I am aghast at the $10,028 bid for the hawker stall at Chomp Chomp Food Centre. Thankfully, the bidder had a change of heart (Woman bids record $10k rental for Chomp Chomp stall; Bidder ends deal on record $10,028 monthly rental bid for Chomp Chomp hawker stall, both on Aug 30).
My respect to the other level-headed hawkers who had bid an average of $1,707.50 since last year at the same hawker centre.
The National Environment Agency (NEA) must seriously relook and revamp its entire tender system.
As of now, NEA bases its decision on purely financial terms - the bidder who can offer the highest rental per month takes it all, never mind the quality of food he serves.

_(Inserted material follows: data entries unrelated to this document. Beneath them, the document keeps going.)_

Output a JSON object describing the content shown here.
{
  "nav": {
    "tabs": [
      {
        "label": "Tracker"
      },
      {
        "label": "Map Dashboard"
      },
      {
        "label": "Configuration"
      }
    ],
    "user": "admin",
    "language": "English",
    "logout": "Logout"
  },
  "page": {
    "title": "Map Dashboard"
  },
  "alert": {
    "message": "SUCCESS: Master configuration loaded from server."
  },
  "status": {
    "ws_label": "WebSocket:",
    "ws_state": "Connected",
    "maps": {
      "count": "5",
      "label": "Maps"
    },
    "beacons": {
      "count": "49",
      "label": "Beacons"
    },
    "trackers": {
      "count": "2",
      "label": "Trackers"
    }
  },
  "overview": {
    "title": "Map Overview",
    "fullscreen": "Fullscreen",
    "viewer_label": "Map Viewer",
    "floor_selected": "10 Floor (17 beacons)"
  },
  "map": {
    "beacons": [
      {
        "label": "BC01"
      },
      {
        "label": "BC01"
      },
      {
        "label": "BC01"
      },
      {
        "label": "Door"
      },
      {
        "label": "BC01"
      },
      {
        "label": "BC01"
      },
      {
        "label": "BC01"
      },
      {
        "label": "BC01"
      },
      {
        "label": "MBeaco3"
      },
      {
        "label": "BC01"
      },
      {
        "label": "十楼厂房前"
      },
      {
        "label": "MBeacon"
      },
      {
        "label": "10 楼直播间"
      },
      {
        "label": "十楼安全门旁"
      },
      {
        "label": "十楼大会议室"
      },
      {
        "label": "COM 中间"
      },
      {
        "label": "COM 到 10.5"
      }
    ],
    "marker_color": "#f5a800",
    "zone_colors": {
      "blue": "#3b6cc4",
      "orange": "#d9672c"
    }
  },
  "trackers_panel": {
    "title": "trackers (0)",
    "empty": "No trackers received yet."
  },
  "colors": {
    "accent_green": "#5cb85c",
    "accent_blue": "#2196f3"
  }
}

Let's look at the consequences.
To pay for an exorbitant rental, the hawker will have to sell and serve more dishes.
This may lead to him touting, lowering the quality of the ingredients and serving smaller portions.
Hawkers will be stressed out and customers are not given value for their money.
NEA should adopta courageous and innovative approach.
Award the successful tender based on factors like the quality and uniqueness of the food, as well as the hawker's commitment and financial circumstances.
It should also consider other types of auctions: Dutch auction, where the auctioneer begins with a high asking price, and lowers it until some participant accepts the price, or it reaches a predetermined reserve price; French auction, where hawkers place sealed bids for quantity and price after which the NEA can negotiate a minimum and maximum price; Vickrey auction, where the winning bidder pays the second-highest bid rather than his own.
NEA must try other approaches to preserve the originality and quality of food here.
It is an opportune time, especially after Prime Minister Lee Hsien Loong announced that Singapore's hawker culture will be nominated for inscription into Unesco's Representative List of the Intangible Cultural Heritage of Humanity.